Saya terima? Buktikan saja kalau memang saya terima. Makanya dia (Nazaruddin) saya laporkan ke Polda. Ada rekomendasi dari ICW (Indonesia Corruption Watch), LKPP (Lembaga Kebijakan Pengadaan Barang/Jasa Pemerintah), bahwa proyek ini akan bermasalah."
Jakarta (ANTARA News) - Mantan Menteri Dalam Negeri Gamawan Fauzi membantah mendapatkan aliran dana dari proyek pengadaan paket penerapan KTP berbasis nomor induk kependudukan secara nasional (E-KTP) 2011-2012 di Kementerian Dalam Negeri (Kemendagri).

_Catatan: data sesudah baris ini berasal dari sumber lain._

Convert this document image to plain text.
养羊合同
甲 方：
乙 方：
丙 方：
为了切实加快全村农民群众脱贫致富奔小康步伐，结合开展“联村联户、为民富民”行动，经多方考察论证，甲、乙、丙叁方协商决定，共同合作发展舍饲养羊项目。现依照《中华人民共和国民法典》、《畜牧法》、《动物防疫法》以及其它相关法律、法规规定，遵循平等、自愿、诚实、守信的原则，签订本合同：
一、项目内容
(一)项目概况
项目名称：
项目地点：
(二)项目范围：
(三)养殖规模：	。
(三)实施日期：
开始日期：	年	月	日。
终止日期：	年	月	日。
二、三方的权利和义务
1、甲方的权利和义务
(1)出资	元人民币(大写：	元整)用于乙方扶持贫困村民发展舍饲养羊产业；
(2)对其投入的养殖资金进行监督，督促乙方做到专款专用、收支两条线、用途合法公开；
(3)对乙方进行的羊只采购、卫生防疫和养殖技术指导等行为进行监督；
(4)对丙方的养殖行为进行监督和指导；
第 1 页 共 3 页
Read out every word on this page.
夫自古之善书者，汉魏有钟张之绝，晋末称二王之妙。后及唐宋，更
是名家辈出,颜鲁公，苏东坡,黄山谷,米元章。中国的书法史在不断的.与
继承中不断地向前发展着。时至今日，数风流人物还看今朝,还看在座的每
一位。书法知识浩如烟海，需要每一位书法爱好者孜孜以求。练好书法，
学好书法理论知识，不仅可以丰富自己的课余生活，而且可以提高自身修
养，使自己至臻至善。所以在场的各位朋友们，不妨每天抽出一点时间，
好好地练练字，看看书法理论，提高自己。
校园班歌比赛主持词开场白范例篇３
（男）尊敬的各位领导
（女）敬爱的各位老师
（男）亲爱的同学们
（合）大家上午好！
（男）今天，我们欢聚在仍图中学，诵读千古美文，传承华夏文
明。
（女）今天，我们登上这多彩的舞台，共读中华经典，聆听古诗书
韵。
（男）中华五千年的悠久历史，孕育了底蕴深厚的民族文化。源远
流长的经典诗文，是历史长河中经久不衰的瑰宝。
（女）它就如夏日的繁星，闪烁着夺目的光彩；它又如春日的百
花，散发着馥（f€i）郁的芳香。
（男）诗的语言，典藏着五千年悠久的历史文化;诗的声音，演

"Saya terima? Buktikan saja kalau memang saya terima. Makanya dia (Nazaruddin) saya laporkan ke Polda. Ada rekomendasi dari ICW (Indonesia Corruption Watch), LKPP (Lembaga Kebijakan Pengadaan Barang/Jasa Pemerintah), bahwa proyek ini akan bermasalah," kata Gamawan usai diperiksa di gedung KPK Jakarta, Rabu.

Gamawan diperiksa untuk tersangka mantan Direktur Jenderal Kependudukan dan Catatan Sipil (Dukcapil) Kemendagri Irman. Mantan Bendahara Umum Partai Demokrat Nazaruddin, melalui pengacaranya Elza Syarif pernah mengatakan bahwa proyek E-KTP, dikendalikan ketua fraksi Partai Golkar di DPR yaitu Setya Novanto, mantan ketua umum Partai Demokrat Anas Urbaningrum yang dilaksanakan oleh Nazaruddin, staf dari PT Adhi Karya Adi Saptinus, Menteri Dalam Negeri Gamawan Fauzi, sekretaris Jenderal Kementerian Dalam Negeri dan Pejabat Pembuat Komitmen.

Dalam dokumen yang dibawa Elza tampak bagan yang memuat nama (1) Mendagri (Gamawan/Anas), (2) Sekjen (Dian Anggraeni), (3) PPK (Sugiarto), dan (4) Ketua Panitia Lelang (Drajat Wisnu S) sebagai penerima aliran dana E-KTP.

"Saya tadi diperiksa untuk menjelaskan tentang prosedur dari awal sampai teknisnya," tambah Gamawan.

Menurut Gamawan, ia bahkan mengajak KPK dan Padan Pengawas Keuangan Pembangunan (BPKP) untuk mengawal proyek tersebut.

"Saya mengajak KPK, BPKP juga mengaudit dua kali. Jadi setelah tender saya minta audit lagi ke BPKP, setelah itu saya tidak tahu lagi," tambah Gamawan.

Namun Gamawan enggan menjawab mengenai proses pembahasan anggaran dan perbuatan dua bekas anak buahnya yang ditetapkan sebagai tersangka dalam kasus ini.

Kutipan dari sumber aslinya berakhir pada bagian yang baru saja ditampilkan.